The competitive point made was relatively minor. In a market where vendors regularly leap frog each other in workstation performance, IBM announced it had the advantage for the moment. But behind the spotlight, IBM was rehearsing a larger screenplay, one in which its older generation of Power3-II chip, built into its entry level Model 170 workstation, beat Sun's most advanced UltraSparc III chips. And you ain't seen nothing yet, IBM spokesman Jim McGaughan seemed to say.
When IBM's Power4 chip emerges next year, it will overwhelm the existing Power3-II's and UltraSparc III's performance, not only in workstations but in the respective server lines that Power4 and UltraSparc III will be designed into, he said.
IBM's breast beating comes at a time when Sun's stock price has dropped to its 52-week low, based on analyst skepticism that it can produce as many UltraSparc III Sun Blade 1000 workstations as planned. "We believe there are yield issues regarding the UltraSparc III (chip)," wrote Merrill Lynch's Tom Kraemer Monday. Sun officials counter they will produce workstations and servers based on UltraSparc III as planned over the next six months.
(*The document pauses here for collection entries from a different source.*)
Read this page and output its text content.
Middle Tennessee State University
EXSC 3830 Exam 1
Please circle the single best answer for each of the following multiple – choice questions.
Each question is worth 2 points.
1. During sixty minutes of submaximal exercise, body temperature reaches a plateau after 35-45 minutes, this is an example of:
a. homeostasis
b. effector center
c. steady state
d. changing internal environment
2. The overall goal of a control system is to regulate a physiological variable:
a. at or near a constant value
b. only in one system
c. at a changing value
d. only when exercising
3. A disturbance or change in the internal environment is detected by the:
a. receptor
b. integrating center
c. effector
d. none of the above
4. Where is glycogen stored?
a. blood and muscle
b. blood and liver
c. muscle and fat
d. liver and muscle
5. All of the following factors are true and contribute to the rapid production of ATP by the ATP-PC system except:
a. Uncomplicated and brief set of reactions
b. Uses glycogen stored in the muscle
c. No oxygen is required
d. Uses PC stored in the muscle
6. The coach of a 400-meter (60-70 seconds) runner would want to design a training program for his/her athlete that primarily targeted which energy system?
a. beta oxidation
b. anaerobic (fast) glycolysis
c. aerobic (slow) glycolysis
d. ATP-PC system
But IBM chose yesterday to talk up the Model 170 workstation running a standard graphics package, the Parametric Technology (www.parametric.com) mechanical computer-aided design CDRS software used by aerospace and automotive engineers. When run against the Sun Blade 1000, the Model 170 received a benchmark rating of 32.03 to the Sun Blade's 17.28, said McGaughan.
The Parametric CDRS MCAD software is one of a series of workstation tests in the SPECviewperf benchmark series. The SPECviewperf was established by an ad hoc group under the non-profit Standard Performance Evaluation Corporation to measure 3D rendering by a graphics workstation.
The Sun Blade was a closer match under several other tests in the series, but the IBM Model 170 came out ahead in the three tests run on both machines. Both graphics workstations function with a graphics accelerator card whose performance can influence the outcomes as well.
Nevertheless, IBM's underlying message was clear. The aging Power3-II chip was more than a match for UltraSparc. And by the fourth quarter of the coming year, IBM will be churning out workstations and servers based on Power4. It will have 170 million transistors etched into silicon. The Power3-II has just 23 million, Gaughan said.